Genetic diversity within a population comes from two main mechanisms: mutation and sexual reproduction. Mutation, a change in the DNA sequence, is the ultimate source of new alleles, or new genetic variation in any population. The genetic changes caused by mutation can have one of three outcomes:
- Many mutations will have no effect on the fitness of the phenotype; these are called neutral mutations.
- A mutation may affect the phenotype of the organism in a way that gives it reduced fitness (a lower likelihood of survival or fewer offspring).
- A mutation may produce a phenotype with a beneficial effect on fitness. Different mutations will have a range of effects on the fitness of an organism that expresses them in their phenotype, from a small effect to a great effect.
Sexual reproduction also leads to genetic diversity: when two parents reproduce, unique combinations of alleles assemble to produce the unique genotypes and thus phenotypes in each of the offspring. However, sexual reproduction can not lead to new genes, but rather provides a new combination of genes in a given individual.
A heritable trait that aids the survival and reproduction of an organism in its present environment is called an adaptation. Scientists describe groups of organisms becoming adapted to their environment when a change in the range of genetic variation occurs over time that increases or maintains the “fitness” of the population to its environment. The webbed feet of platypuses are an adaptation for swimming. The snow leopards’ thick fur is an adaptation for living in the cold. The cheetahs’ fast speed is an adaptation for catching prey.
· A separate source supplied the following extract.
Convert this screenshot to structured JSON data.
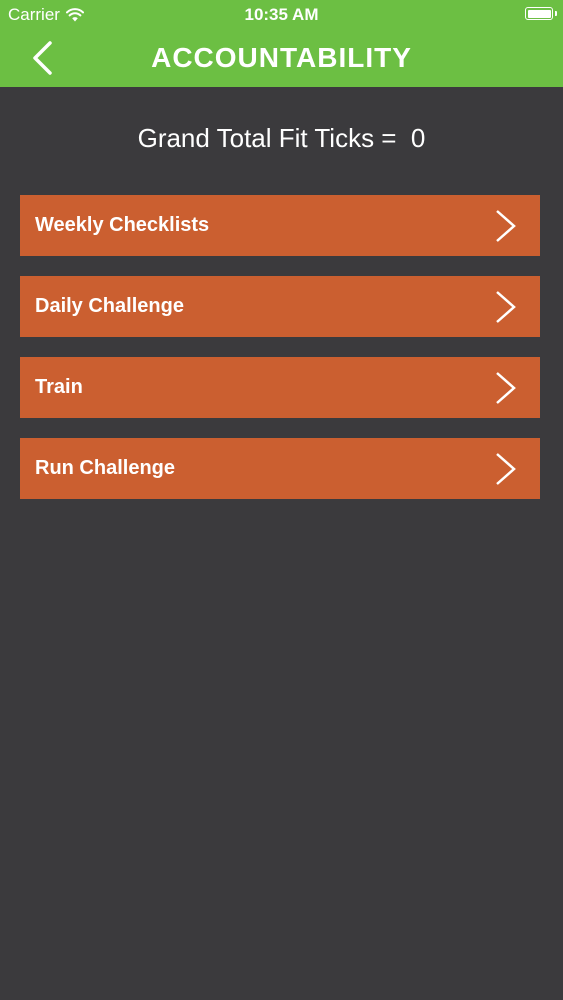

Whether or not a trait is favorable depends on the environmental conditions at the time. The same traits are not always selected because environmental conditions can change. For example, consider a species of plant that grew in a moist climate and did not need to conserve water. Large leaves were selected because they allowed the plant to obtain more energy from the sun. Large leaves require more water to maintain than small leaves, and the moist environment provided favorable conditions to support large leaves. After thousands of years, the climate changed and the area no longer had excess water. The direction of natural selection shifted so that plants with small leaves were selected because those populations were able to conserve water to survive the new environmental conditions.
The evolution of species has resulted in enormous variation in form and function. Sometimes, evolution gives rise to groups of organisms that become tremendously different from each other. When two species evolve in diverse directions from a common point, it is called divergent evolution. Such divergent evolution can be seen in the forms of the reproductive organs of flowering plants which share the same basic anatomies; however, they can look very different as a result of selection in different physical environments and adaptation to different kinds of pollinators (Figure 1).
In other cases, similar phenotypes evolve independently in distantly-related species. For example, flight has evolved in both bats and insects; they both have structures we refer to as wings, which are adaptations to flight. However, the wings of bats and insects have evolved from very different original structures. This phenomenon is called convergent evolution, where similar traits evolve independently in species that do not share a recent common ancestry. The two species came to the same function, flying, but did so separately from each other.
These physical changes occur over enormous spans of time and help explain how evolution occurs. Natural selection acts on individual organisms, which in turn can shape an entire species. Although natural selection may work in a single generation on an individual, it can take thousands or even millions of years for the genotype of an entire species to evolve. It is over these large time spans that life on earth has changed and continues to change.